Use of source control

OLM highly recommends storing index metadata in source control and treating the source-controlled metadata as the source of truth. Updates to index images should:

  • Update the source-controlled index directory with a new commit.
  • Build and push the index image. OLM suggests using a consistent tagging taxonomy (e.g. :latest or :<targetClusterVersion> so that users can receive updates to an index as they become available.

Examples

Building a composite catalog

With file-based catalogs, catalog maintainers can focus on operator curation and compatibility.
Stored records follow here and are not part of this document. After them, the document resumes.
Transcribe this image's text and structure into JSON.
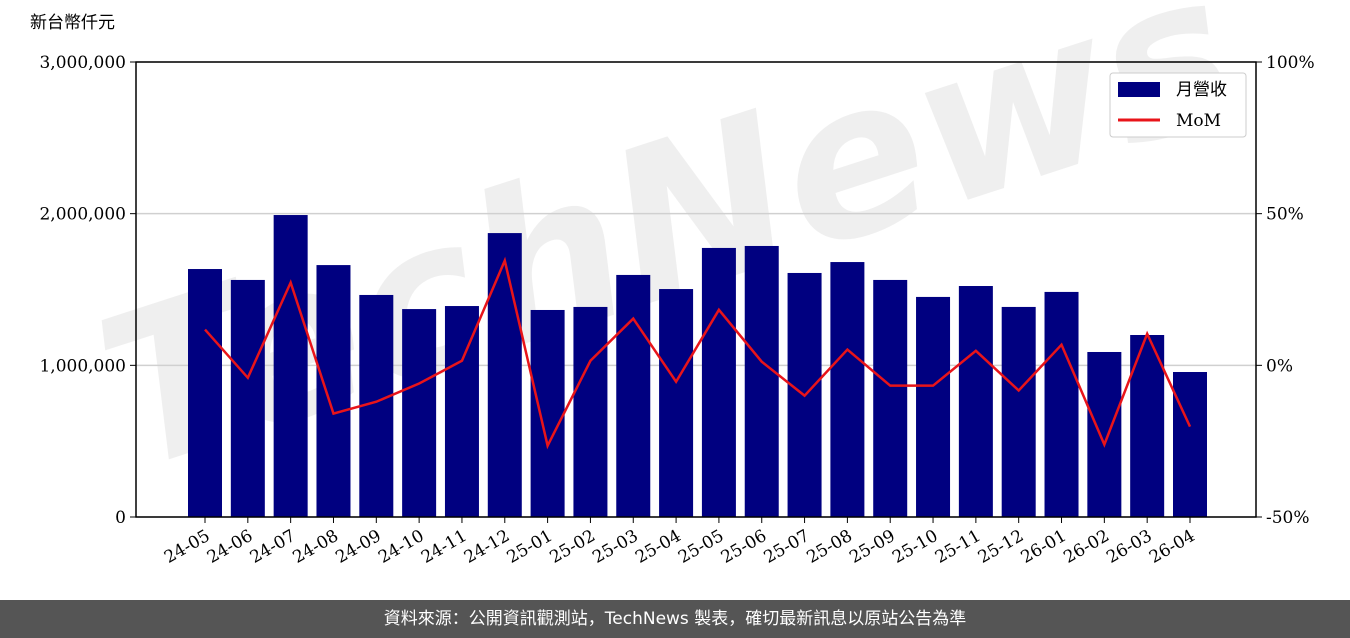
{
  "chart_data": {
    "type": "bar-line",
    "unit_label": "新台幣仟元",
    "watermark": "TechNews",
    "categories": [
      "24-05",
      "24-06",
      "24-07",
      "24-08",
      "24-09",
      "24-10",
      "24-11",
      "24-12",
      "25-01",
      "25-02",
      "25-03",
      "25-04",
      "25-05",
      "25-06",
      "25-07",
      "25-08",
      "25-09",
      "25-10",
      "25-11",
      "25-12",
      "26-01",
      "26-02",
      "26-03",
      "26-04"
    ],
    "series": [
      {
        "name": "月營收",
        "type": "bar",
        "color": "#000080",
        "values": [
          1635000,
          1563000,
          1991000,
          1661000,
          1464000,
          1371000,
          1391000,
          1872000,
          1365000,
          1385000,
          1596000,
          1503000,
          1774000,
          1787000,
          1609000,
          1681000,
          1563000,
          1451000,
          1523000,
          1385000,
          1484000,
          1088000,
          1200000,
          956000
        ]
      },
      {
        "name": "MoM",
        "type": "line",
        "axis": "y2",
        "color": "#e8141a",
        "values": [
          11.8,
          -4.1,
          27.3,
          -15.9,
          -12.0,
          -6.0,
          1.5,
          34.5,
          -26.5,
          1.5,
          15.4,
          -5.4,
          18.3,
          1.2,
          -10.0,
          5.2,
          -6.7,
          -6.7,
          4.8,
          -8.3,
          6.8,
          -26.1,
          10.4,
          -20.2
        ]
      }
    ],
    "ylim": [
      0,
      3000000
    ],
    "yticks": [
      0,
      {
        "value": 1000000,
        "label": "1,000,000"
      },
      {
        "value": 2000000,
        "label": "2,000,000"
      },
      {
        "value": 3000000,
        "label": "3,000,000"
      }
    ],
    "y2lim": [
      -50,
      100
    ],
    "y2ticks": [
      {
        "value": -50,
        "label": "-50%"
      },
      {
        "value": 0,
        "label": "0%"
      },
      {
        "value": 50,
        "label": "50%"
      },
      {
        "value": 100,
        "label": "100%"
      }
    ],
    "grid": true,
    "legend": "upper right",
    "footer": "資料來源：公開資訊觀測站，TechNews 製表，確切最新訊息以原站公告為準"
  }
}
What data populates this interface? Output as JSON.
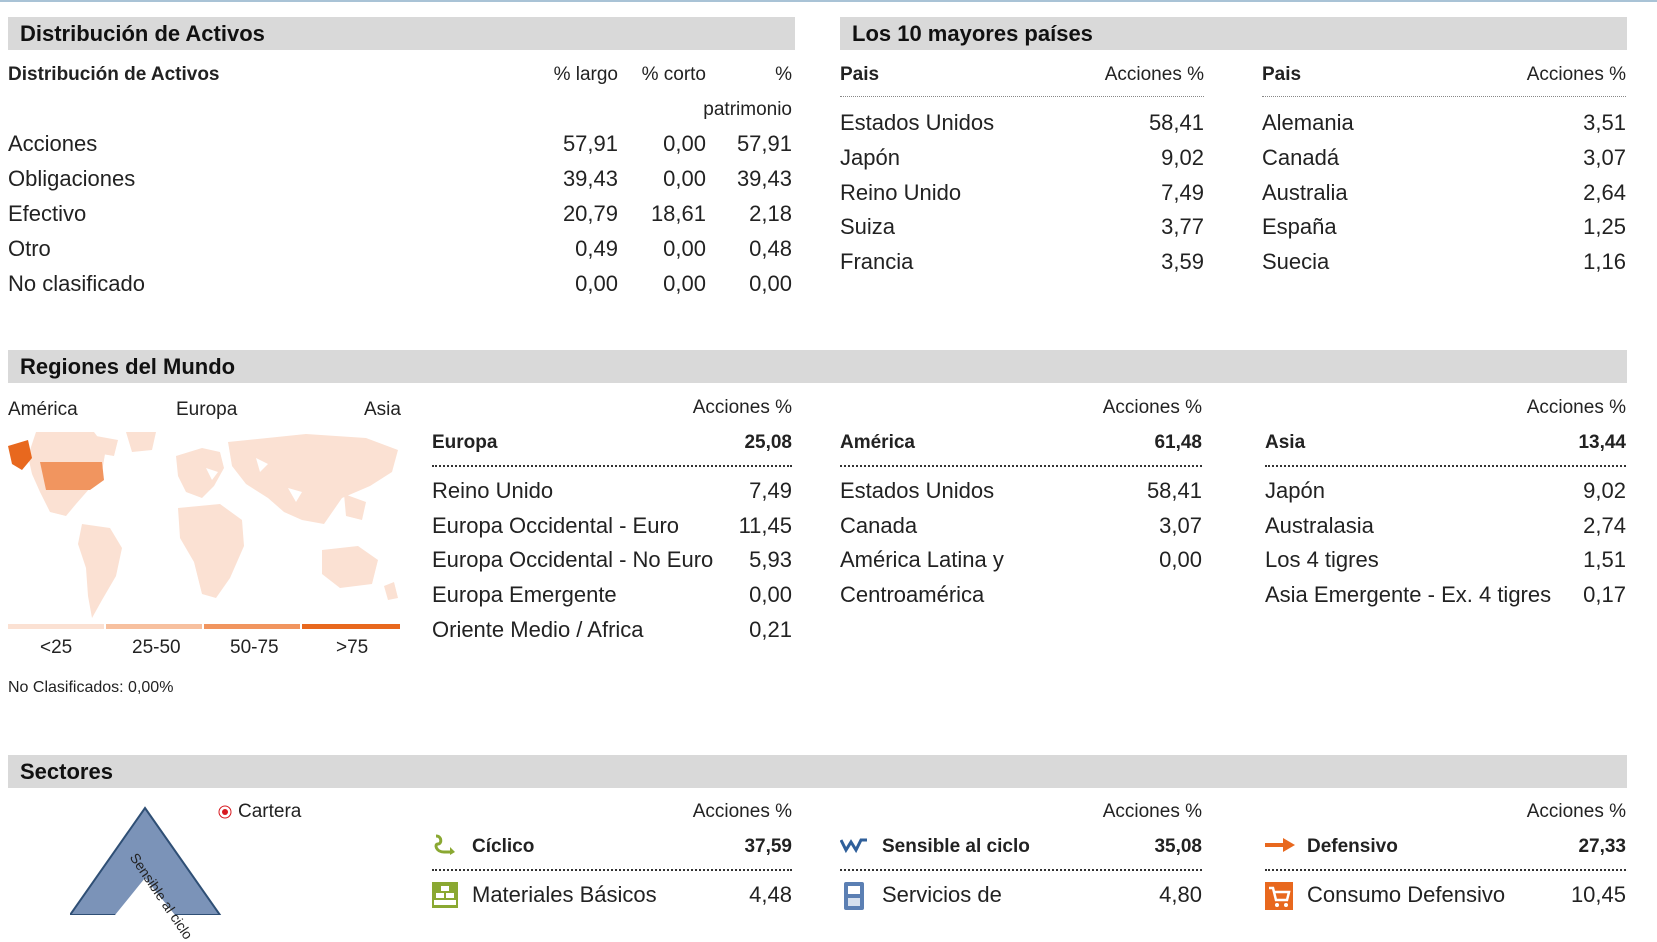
{
  "asset": {
    "section_title": "Distribución de Activos",
    "subtitle": "Distribución de Activos",
    "col_long": "% largo",
    "col_short": "% corto",
    "col_pct": "%",
    "col_pct2": "patrimonio",
    "rows": [
      {
        "label": "Acciones",
        "long": "57,91",
        "short": "0,00",
        "net": "57,91"
      },
      {
        "label": "Obligaciones",
        "long": "39,43",
        "short": "0,00",
        "net": "39,43"
      },
      {
        "label": "Efectivo",
        "long": "20,79",
        "short": "18,61",
        "net": "2,18"
      },
      {
        "label": "Otro",
        "long": "0,49",
        "short": "0,00",
        "net": "0,48"
      },
      {
        "label": "No clasificado",
        "long": "0,00",
        "short": "0,00",
        "net": "0,00"
      }
    ]
  },
  "countries": {
    "section_title": "Los 10 mayores países",
    "col_country": "Pais",
    "col_pct": "Acciones %",
    "left": [
      {
        "name": "Estados Unidos",
        "value": "58,41"
      },
      {
        "name": "Japón",
        "value": "9,02"
      },
      {
        "name": "Reino Unido",
        "value": "7,49"
      },
      {
        "name": "Suiza",
        "value": "3,77"
      },
      {
        "name": "Francia",
        "value": "3,59"
      }
    ],
    "right": [
      {
        "name": "Alemania",
        "value": "3,51"
      },
      {
        "name": "Canadá",
        "value": "3,07"
      },
      {
        "name": "Australia",
        "value": "2,64"
      },
      {
        "name": "España",
        "value": "1,25"
      },
      {
        "name": "Suecia",
        "value": "1,16"
      }
    ]
  },
  "regions": {
    "section_title": "Regiones del Mundo",
    "map_labels": [
      "América",
      "Europa",
      "Asia"
    ],
    "legend": [
      "<25",
      "25-50",
      "50-75",
      ">75"
    ],
    "legend_colors": [
      "#fbe1d3",
      "#f7c09f",
      "#f1955f",
      "#e8681e"
    ],
    "unclassified": "No Clasificados: 0,00%",
    "col_pct": "Acciones %",
    "groups": [
      {
        "name": "Europa",
        "total": "25,08",
        "items": [
          {
            "name": "Reino Unido",
            "value": "7,49"
          },
          {
            "name": "Europa Occidental - Euro",
            "value": "11,45"
          },
          {
            "name": "Europa Occidental - No Euro",
            "value": "5,93"
          },
          {
            "name": "Europa Emergente",
            "value": "0,00"
          },
          {
            "name": "Oriente Medio / Africa",
            "value": "0,21"
          }
        ]
      },
      {
        "name": "América",
        "total": "61,48",
        "items": [
          {
            "name": "Estados Unidos",
            "value": "58,41"
          },
          {
            "name": "Canada",
            "value": "3,07"
          },
          {
            "name": "América Latina y",
            "value": "0,00"
          },
          {
            "name": "Centroamérica",
            "value": ""
          }
        ]
      },
      {
        "name": "Asia",
        "total": "13,44",
        "items": [
          {
            "name": "Japón",
            "value": "9,02"
          },
          {
            "name": "Australasia",
            "value": "2,74"
          },
          {
            "name": "Los 4 tigres",
            "value": "1,51"
          },
          {
            "name": "Asia Emergente - Ex. 4 tigres",
            "value": "0,17"
          }
        ]
      }
    ]
  },
  "sectors": {
    "section_title": "Sectores",
    "triangle_label": "Sensible al ciclo",
    "legend_label": "Cartera",
    "col_pct": "Acciones %",
    "groups": [
      {
        "name": "Cíclico",
        "total": "37,59",
        "icon": "cyclical-icon",
        "first_item": "Materiales Básicos",
        "first_value": "4,48"
      },
      {
        "name": "Sensible al ciclo",
        "total": "35,08",
        "icon": "sensitive-icon",
        "first_item": "Servicios de",
        "first_value": "4,80"
      },
      {
        "name": "Defensivo",
        "total": "27,33",
        "icon": "defensive-icon",
        "first_item": "Consumo Defensivo",
        "first_value": "10,45"
      }
    ]
  }
}
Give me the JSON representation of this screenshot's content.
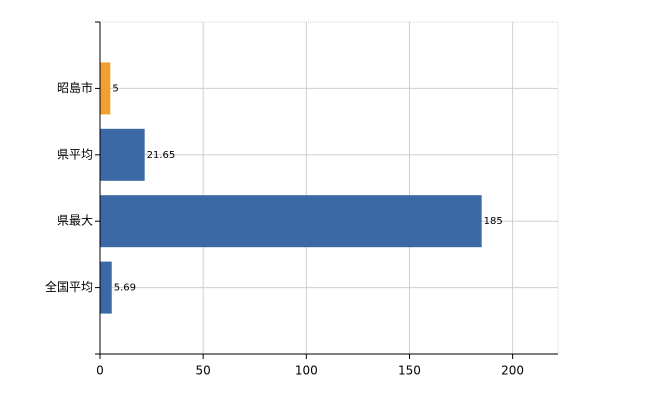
{
  "chart_data": {
    "type": "bar",
    "orientation": "horizontal",
    "categories": [
      "昭島市",
      "県平均",
      "県最大",
      "全国平均"
    ],
    "values": [
      5,
      21.65,
      185,
      5.69
    ],
    "colors": [
      "#f0a030",
      "#3b69a6",
      "#3b69a6",
      "#3b69a6"
    ],
    "xlim": [
      0,
      222
    ],
    "xticks": [
      0,
      50,
      100,
      150,
      200
    ],
    "grid": true
  }
}
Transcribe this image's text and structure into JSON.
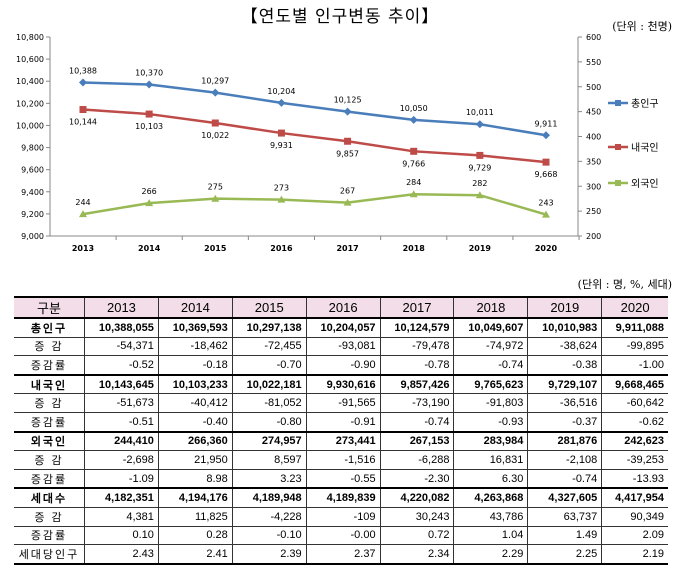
{
  "title": "【연도별 인구변동 추이】",
  "chart_unit": "(단위 : 천명)",
  "table_unit": "(단위 : 명, %, 세대)",
  "chart_data": {
    "type": "line",
    "title": "연도별 인구변동 추이",
    "categories": [
      "2013",
      "2014",
      "2015",
      "2016",
      "2017",
      "2018",
      "2019",
      "2020"
    ],
    "left_axis": {
      "min": 9000,
      "max": 10800,
      "step": 200,
      "ticks": [
        "9,000",
        "9,200",
        "9,400",
        "9,600",
        "9,800",
        "10,000",
        "10,200",
        "10,400",
        "10,600",
        "10,800"
      ]
    },
    "right_axis": {
      "min": 200,
      "max": 600,
      "step": 50,
      "ticks": [
        "200",
        "250",
        "300",
        "350",
        "400",
        "450",
        "500",
        "550",
        "600"
      ]
    },
    "legend_position": "right",
    "series": [
      {
        "name": "총인구",
        "axis": "left",
        "color": "#4a7ebb",
        "marker": "diamond",
        "values": [
          10388,
          10370,
          10297,
          10204,
          10125,
          10050,
          10011,
          9911
        ],
        "labels": [
          "10,388",
          "10,370",
          "10,297",
          "10,204",
          "10,125",
          "10,050",
          "10,011",
          "9,911"
        ],
        "label_pos": "above"
      },
      {
        "name": "내국인",
        "axis": "left",
        "color": "#be4b48",
        "marker": "square",
        "values": [
          10144,
          10103,
          10022,
          9931,
          9857,
          9766,
          9729,
          9668
        ],
        "labels": [
          "10,144",
          "10,103",
          "10,022",
          "9,931",
          "9,857",
          "9,766",
          "9,729",
          "9,668"
        ],
        "label_pos": "below"
      },
      {
        "name": "외국인",
        "axis": "right",
        "color": "#98b954",
        "marker": "triangle",
        "values": [
          244,
          266,
          275,
          273,
          267,
          284,
          282,
          243
        ],
        "labels": [
          "244",
          "266",
          "275",
          "273",
          "267",
          "284",
          "282",
          "243"
        ],
        "label_pos": "above"
      }
    ]
  },
  "table": {
    "headers": [
      "구분",
      "2013",
      "2014",
      "2015",
      "2016",
      "2017",
      "2018",
      "2019",
      "2020"
    ],
    "rows": [
      {
        "label": "총인구",
        "main": true,
        "cells": [
          "10,388,055",
          "10,369,593",
          "10,297,138",
          "10,204,057",
          "10,124,579",
          "10,049,607",
          "10,010,983",
          "9,911,088"
        ]
      },
      {
        "label": "증 감",
        "cells": [
          "-54,371",
          "-18,462",
          "-72,455",
          "-93,081",
          "-79,478",
          "-74,972",
          "-38,624",
          "-99,895"
        ]
      },
      {
        "label": "증감률",
        "cells": [
          "-0.52",
          "-0.18",
          "-0.70",
          "-0.90",
          "-0.78",
          "-0.74",
          "-0.38",
          "-1.00"
        ]
      },
      {
        "label": "내국인",
        "main": true,
        "cells": [
          "10,143,645",
          "10,103,233",
          "10,022,181",
          "9,930,616",
          "9,857,426",
          "9,765,623",
          "9,729,107",
          "9,668,465"
        ]
      },
      {
        "label": "증 감",
        "cells": [
          "-51,673",
          "-40,412",
          "-81,052",
          "-91,565",
          "-73,190",
          "-91,803",
          "-36,516",
          "-60,642"
        ]
      },
      {
        "label": "증감률",
        "cells": [
          "-0.51",
          "-0.40",
          "-0.80",
          "-0.91",
          "-0.74",
          "-0.93",
          "-0.37",
          "-0.62"
        ]
      },
      {
        "label": "외국인",
        "main": true,
        "cells": [
          "244,410",
          "266,360",
          "274,957",
          "273,441",
          "267,153",
          "283,984",
          "281,876",
          "242,623"
        ]
      },
      {
        "label": "증 감",
        "cells": [
          "-2,698",
          "21,950",
          "8,597",
          "-1,516",
          "-6,288",
          "16,831",
          "-2,108",
          "-39,253"
        ]
      },
      {
        "label": "증감률",
        "cells": [
          "-1.09",
          "8.98",
          "3.23",
          "-0.55",
          "-2.30",
          "6.30",
          "-0.74",
          "-13.93"
        ]
      },
      {
        "label": "세대수",
        "main": true,
        "sep": true,
        "cells": [
          "4,182,351",
          "4,194,176",
          "4,189,948",
          "4,189,839",
          "4,220,082",
          "4,263,868",
          "4,327,605",
          "4,417,954"
        ]
      },
      {
        "label": "증 감",
        "cells": [
          "4,381",
          "11,825",
          "-4,228",
          "-109",
          "30,243",
          "43,786",
          "63,737",
          "90,349"
        ]
      },
      {
        "label": "증감률",
        "cells": [
          "0.10",
          "0.28",
          "-0.10",
          "-0.00",
          "0.72",
          "1.04",
          "1.49",
          "2.09"
        ]
      },
      {
        "label": "세대당인구",
        "cells": [
          "2.43",
          "2.41",
          "2.39",
          "2.37",
          "2.34",
          "2.29",
          "2.25",
          "2.19"
        ]
      }
    ]
  }
}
Since operator authors have already produced operator-specific indexes for their operators, catalog maintainers can build their catalog simply by rendering each operator index into a subdirectory of the catalog’s root index directory.

There are many possible ways to build a catalog, but an extremely simple approach would be to:

  • Maintain a single configuration file containing image references for each operator in the catalog

    name: community-operators
    repo: quay.io/community-operators/catalog
    tag: latest
    references:
    - name: etcd-operator
      image: quay.io/etcd-operator/index@sha256:5891b5b522d5df086d0ff0b110fbd9d21bb4fc7163af34d08286a2e846f6be03
    - name: prometheus-operator
      image: quay.io/prometheus-operator/index@sha256:e258d248fda94c63753607f7c4494ee0fcbe92f1a76bfdac795c9d84101eb317
    
  • Run a simple script that parses this file and creates a new catalog from its references

    name=$(yq eval '.name' catalog.yaml)
    mkdir "$name"
    yq eval '.name + "/" + .references[].name' catalog.yaml | xargs mkdir
    for l in $(yq e '.name as $catalog | .references[] | .image + "|" + $catalog + "/" + .name + "/index.yaml"' catalog.yaml); do
      image=$(echo $l | cut -d'|' -f1)
      file=$(echo $l | cut -d'|' -f2)
      opm render "$image" > "$file"
    done
    opm alpha generate dockerfile "$name"
    indexImage=$(yq eval '.repo + ":" + .tag' catalog.yaml)
    docker build -t "$indexImage" -f "$name.Dockerfile" .
    docker push "$indexImage"
    

Automation

Operator authors and catalog maintainers are encouraged to automate their index maintenance with CI/CD workflows. Catalog maintainers could further improve on this by building Git-ops automation that:

  • Checks that PR authors are permitted to make the requested changes (e.g. updating their package’s image reference)
  • Checks that the index updates pass opm validate
  • Checks that the updated bundle and/or index image reference(s) exist, the index images run successfully in a cluster, and operators from that package can be successfully installed.
  • Automatically merges PRs that pass these checks.
  • Automatically rebuilds and republishes the index image.